What this calculator does
The Compound Interest Calculator finds the future value (accrued amount) and total interest earned on a deposit or investment. It supports periodic compounding (annually, semiannually, quarterly, monthly, semimonthly, biweekly, weekly, or daily), continuous compounding, and a simple-interest mode. The math is universal — it applies the same way anywhere and involves no national tax or calendar rules. Currency is a display-only passthrough.
How to use it
Enter the starting Principal (P), the Annual Interest Rate (R) as a percentage, and the Time (t) in years. Pick a Compounding Frequency and an Interest Type (compound or simple). The calculator returns the future value, the total interest earned, and the effective annual rate (APY).
The formula explained
Let \(r = R/100\) be the decimal rate, \(t\) the years, \(P\) the principal, and \(n\) the number of compounding periods per year. For periodic compounding, $$A = P\left(1 + \frac{r}{n}\right)^{n \cdot t}$$ and the interest is \(I = A - P\). For continuous compounding, $$A = P \cdot e^{r \cdot t}.$$ The effective annual rate (APY) is \(\text{EAR} = \left(1 + \frac{r}{n}\right)^n - 1\) for periodic, or \(e^r - 1\) for continuous. In simple-interest mode, \(I = P \cdot r \cdot t\) and \(A = P(1 + r \cdot t)\), so APY equals the nominal rate.
Worked example
With \(P = 5000\), \(R = 5\%\) (\(r = 0.05\)), \(t = 10\) years, compounded monthly (\(n = 12\)): $$A = 5000 \times \left(1 + \frac{0.05}{12}\right)^{12 \times 10} = 5000 \times 1.647009 \approx \mathbf{8235.05}.$$ Total interest = \(8235.05 - 5000 = 3235.05\). APY = \(\left(1 + \frac{0.05}{12}\right)^{12} - 1 \approx 5.1162\%\).
FAQ
How does compounding frequency affect returns? More frequent compounding yields slightly more interest. Monthly beats annual, daily beats monthly, and continuous compounding is the theoretical maximum for a given nominal rate.
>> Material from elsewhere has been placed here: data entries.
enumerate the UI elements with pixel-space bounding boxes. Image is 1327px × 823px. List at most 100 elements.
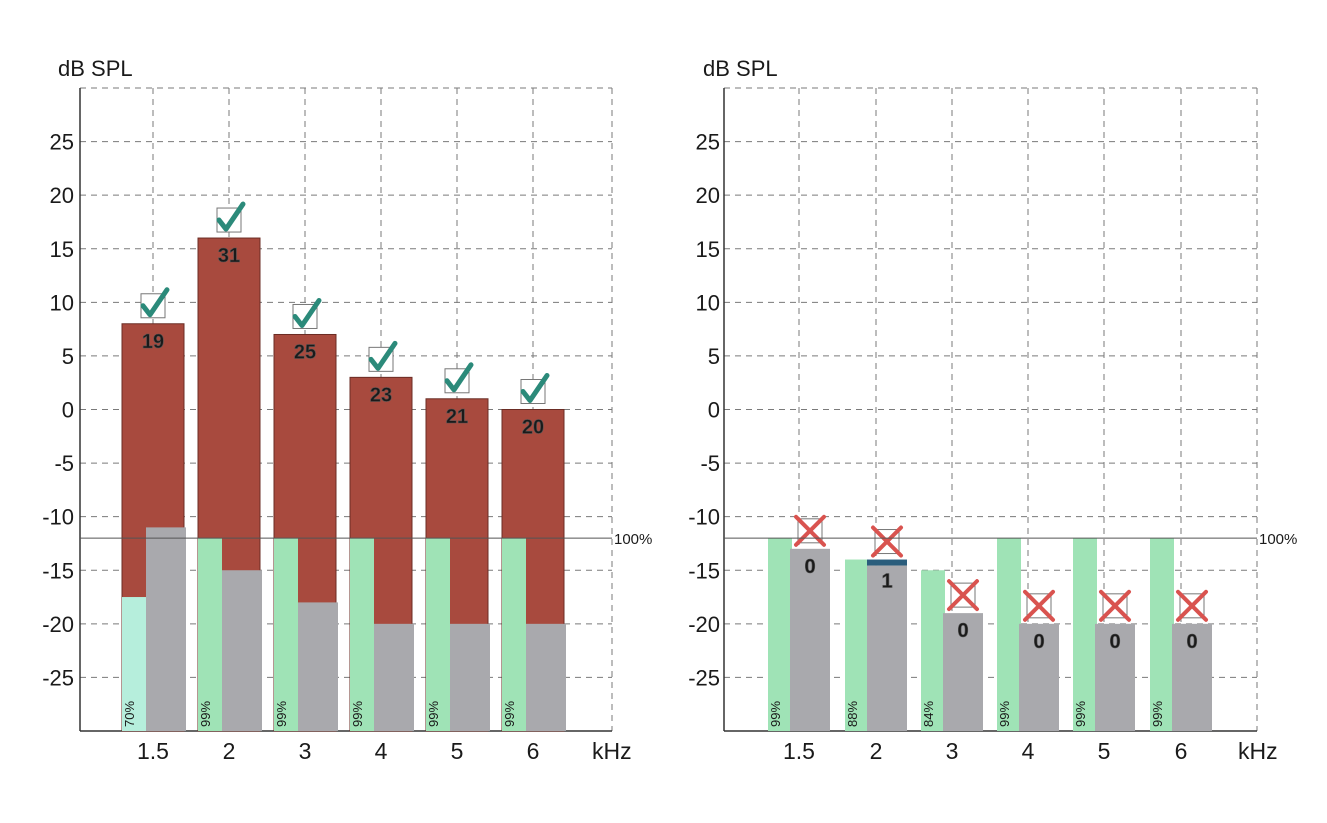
reliability-pct-label: 99% <box>350 701 365 727</box>
snr-label: 0 <box>804 556 815 578</box>
reliability-pct-label: 99% <box>1150 701 1165 727</box>
y-tick-label: 5 <box>62 344 74 369</box>
chart-panel-2: 99% 0 1.5 88% 1 2 84% 0 3 99% 0 4 99% 0 5 99% 0 6 100% 25 20… <box>688 56 1297 764</box>
x-tick-label: 6 <box>1175 738 1188 764</box>
reliability-pct-label: 99% <box>1073 701 1088 727</box>
noise-bar <box>146 527 186 731</box>
reliability-bar-front <box>122 597 146 731</box>
snr-label: 0 <box>1109 631 1120 653</box>
snr-label: 25 <box>294 341 316 363</box>
noise-bar <box>526 623 566 731</box>
y-tick-label: -15 <box>688 558 720 583</box>
cross-icon <box>1023 589 1055 622</box>
signal-bar <box>867 559 907 566</box>
y-tick-label: 25 <box>696 130 720 155</box>
noise-bar <box>450 623 490 731</box>
noise-bar <box>790 548 830 731</box>
noise-bar <box>374 623 414 731</box>
x-axis-title: kHz <box>592 738 632 764</box>
reliability-pct-label: 99% <box>426 701 441 727</box>
snr-label: 1 <box>881 571 892 593</box>
y-tick-label: -5 <box>700 451 720 476</box>
snr-label: 31 <box>218 245 240 267</box>
x-tick-label: 3 <box>299 738 312 764</box>
chart-panel-1: 70% 19 1.5 99% 31 2 99% 25 3 99% 23 4 99% 21 5 99% 20 6 10… <box>42 56 652 764</box>
y-tick-label: 20 <box>50 183 74 208</box>
y-tick-label: 10 <box>696 290 720 315</box>
snr-label: 0 <box>1186 631 1197 653</box>
reliability-pct-label: 99% <box>274 701 289 727</box>
reliability-pct-label: 84% <box>921 701 936 727</box>
x-tick-label: 2 <box>223 738 236 764</box>
y-tick-label: -25 <box>688 665 720 690</box>
reliability-pct-label: 99% <box>502 701 517 727</box>
reliability-bar <box>921 570 945 731</box>
y-axis-title: dB SPL <box>58 56 133 81</box>
cross-icon <box>794 514 826 547</box>
snr-label: 0 <box>1033 631 1044 653</box>
reliability-pct-label: 99% <box>997 701 1012 727</box>
reliability-bar <box>1073 538 1097 731</box>
y-tick-label: 25 <box>50 130 74 155</box>
snr-label: 20 <box>522 417 544 439</box>
reliability-bar-front <box>350 538 374 731</box>
reliability-pct-label: 88% <box>845 701 860 727</box>
y-tick-label: -10 <box>688 505 720 530</box>
reliability-bar <box>768 538 792 731</box>
x-tick-label: 4 <box>1022 738 1035 764</box>
reliability-bar <box>1150 538 1174 731</box>
noise-bar <box>867 565 907 731</box>
check-icon <box>292 297 322 328</box>
x-tick-label: 4 <box>375 738 388 764</box>
noise-bar <box>222 570 262 731</box>
reliability-pct-label: 99% <box>768 701 783 727</box>
y-tick-label: 5 <box>708 344 720 369</box>
y-axis-title: dB SPL <box>703 56 778 81</box>
x-tick-label: 5 <box>451 738 464 764</box>
check-icon <box>216 201 246 232</box>
reliability-pct-label: 70% <box>122 701 137 727</box>
snr-label: 21 <box>446 406 468 428</box>
snr-label: 19 <box>142 331 164 353</box>
y-tick-label: -20 <box>42 612 74 637</box>
reliability-bar-front <box>274 538 298 731</box>
y-tick-label: -20 <box>688 612 720 637</box>
x-tick-label: 5 <box>1098 738 1111 764</box>
cross-icon <box>871 525 903 558</box>
reliability-bar-front <box>502 538 526 731</box>
noise-bar <box>1095 623 1135 731</box>
noise-bar <box>943 613 983 731</box>
reliability-bar-front <box>426 538 450 731</box>
snr-label: 23 <box>370 384 392 406</box>
x-tick-label: 2 <box>870 738 883 764</box>
y-tick-label: 0 <box>708 398 720 423</box>
reliability-bar-front <box>198 538 222 731</box>
y-tick-label: -5 <box>54 451 74 476</box>
x-tick-label: 3 <box>946 738 959 764</box>
y-tick-label: -25 <box>42 665 74 690</box>
x-axis-title: kHz <box>1238 738 1278 764</box>
y-tick-label: 0 <box>62 398 74 423</box>
x-tick-label: 6 <box>527 738 540 764</box>
y-tick-label: 20 <box>696 183 720 208</box>
y-tick-label: -15 <box>42 558 74 583</box>
x-tick-label: 1.5 <box>137 738 169 764</box>
cross-icon <box>947 579 979 612</box>
check-icon <box>520 373 550 403</box>
y-tick-label: 15 <box>696 237 720 262</box>
snr-label: 0 <box>957 620 968 642</box>
reliability-bar <box>845 559 869 731</box>
noise-bar <box>1019 623 1059 731</box>
y-tick-label: 10 <box>50 290 74 315</box>
check-icon <box>140 287 170 318</box>
check-icon <box>368 340 398 371</box>
cross-icon <box>1099 589 1131 622</box>
noise-bar <box>298 602 338 731</box>
y-tick-label: -10 <box>42 505 74 530</box>
reliability-pct-label: 99% <box>198 701 213 727</box>
reliability-bar <box>997 538 1021 731</box>
cross-icon <box>1176 589 1208 622</box>
x-tick-label: 1.5 <box>783 738 815 764</box>
reference-label: 100% <box>614 531 652 548</box>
What is APY? The Effective Annual Rate (APY) is the true yearly yield once compounding is included. It is always at least the nominal rate and approaches \(e^r - 1\) as frequency increases.
When should I use simple interest? Use simple interest when interest is not added back to the balance — interest is computed only on the original principal each period.